Luxe, calm et volupté (1904) de Henri Matisse
A lo largo de sus distintas etapas creativas, que se pueden apreciar claramente en la exposición, aplicó su ideario pictórico de formas distintas y diversas (llegando a pasar por experiencias con la abstracción y el primitivismo) pero siempre fue fiel al mismo y, sobre todo, en todo momento fue avanzando en su proceso paso a paso consolidando una técnica, un estilo y unas habilidades cada vez más perfeccionados y depurados. Frente al derroche de una acusada capacidad de expresión artística personal (como seria el caso de Picasso o Dalí), Matisse, dentro de un pronunciado grado de contención (lo cual no ayuda a que su obra sea amplia y directamente reconocida y admirada por el público no especialista), fue desarrollando su obra según pasos firmes y perfectamente ponderados.

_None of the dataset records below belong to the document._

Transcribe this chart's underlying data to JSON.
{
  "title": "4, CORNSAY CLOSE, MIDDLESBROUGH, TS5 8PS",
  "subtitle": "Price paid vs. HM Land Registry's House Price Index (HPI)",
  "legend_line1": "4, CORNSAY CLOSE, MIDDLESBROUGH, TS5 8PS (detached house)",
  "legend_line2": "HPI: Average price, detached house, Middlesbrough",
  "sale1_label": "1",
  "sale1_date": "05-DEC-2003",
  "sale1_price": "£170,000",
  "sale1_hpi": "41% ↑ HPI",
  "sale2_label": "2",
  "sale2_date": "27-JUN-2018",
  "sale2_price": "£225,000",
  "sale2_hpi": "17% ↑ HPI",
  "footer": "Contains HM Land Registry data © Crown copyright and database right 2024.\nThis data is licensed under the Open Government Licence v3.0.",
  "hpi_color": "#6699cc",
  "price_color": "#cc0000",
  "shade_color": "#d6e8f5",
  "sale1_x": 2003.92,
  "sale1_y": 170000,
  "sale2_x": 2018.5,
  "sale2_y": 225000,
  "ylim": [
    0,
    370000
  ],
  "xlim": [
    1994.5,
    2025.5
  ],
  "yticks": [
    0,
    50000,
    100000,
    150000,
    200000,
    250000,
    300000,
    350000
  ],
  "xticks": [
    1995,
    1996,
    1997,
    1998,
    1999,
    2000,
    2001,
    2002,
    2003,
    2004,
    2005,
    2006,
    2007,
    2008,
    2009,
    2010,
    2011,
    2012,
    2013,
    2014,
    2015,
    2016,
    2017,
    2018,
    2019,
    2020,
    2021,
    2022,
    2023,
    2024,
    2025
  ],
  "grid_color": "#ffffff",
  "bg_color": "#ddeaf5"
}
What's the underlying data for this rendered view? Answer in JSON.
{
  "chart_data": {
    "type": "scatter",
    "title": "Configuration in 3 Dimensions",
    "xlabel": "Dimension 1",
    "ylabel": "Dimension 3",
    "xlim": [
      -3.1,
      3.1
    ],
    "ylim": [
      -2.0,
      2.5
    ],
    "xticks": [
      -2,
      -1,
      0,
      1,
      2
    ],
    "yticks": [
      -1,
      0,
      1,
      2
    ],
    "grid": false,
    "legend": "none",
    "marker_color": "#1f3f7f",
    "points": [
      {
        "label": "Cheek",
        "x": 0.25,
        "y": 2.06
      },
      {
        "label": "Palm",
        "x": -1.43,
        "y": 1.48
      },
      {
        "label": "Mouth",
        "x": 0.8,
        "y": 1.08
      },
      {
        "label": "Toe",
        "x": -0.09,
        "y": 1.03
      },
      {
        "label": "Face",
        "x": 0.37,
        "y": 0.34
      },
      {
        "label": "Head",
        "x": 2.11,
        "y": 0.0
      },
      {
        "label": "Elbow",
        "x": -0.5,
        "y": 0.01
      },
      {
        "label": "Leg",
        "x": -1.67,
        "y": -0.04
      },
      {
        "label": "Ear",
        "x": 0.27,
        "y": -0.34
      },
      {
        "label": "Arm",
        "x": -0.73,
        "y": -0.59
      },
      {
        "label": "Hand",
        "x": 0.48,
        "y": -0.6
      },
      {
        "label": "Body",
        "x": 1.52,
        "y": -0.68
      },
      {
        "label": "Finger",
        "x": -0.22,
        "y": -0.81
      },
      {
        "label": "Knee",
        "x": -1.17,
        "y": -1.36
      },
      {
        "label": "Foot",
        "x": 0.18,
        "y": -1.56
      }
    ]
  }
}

Cada etapa de su evolución sirvió de inspiración a muchos otros artistas, de manera que Matisse se terminó convirtiendo en algo así como un "pintor de pintores" o un "artista de artistas" (teniendo en cuenta que, además de a la pintura, también se dedicó a la escultura) siendo foco permanente de inspiración y referencia. Calificarlo solo como pintor fauvista (lo fue efectivamente en sus comienzos) sería una burda simplificación sobre toda su trayectoria, que, siendo completamente coherente, encierra, al mismo tiempo, sorprendentes giros y matices. La exposición en Caixaforum de Madrid, por todo lo dicho, es una excelente oportunidad para que el gran público sitúe a Matisse en el lugar que se merece dentro de la historia del arte contemporáneo y conozca una obra que es el punto de partida decisivo para otras muchas aventuras estéticas y creativas posteriores.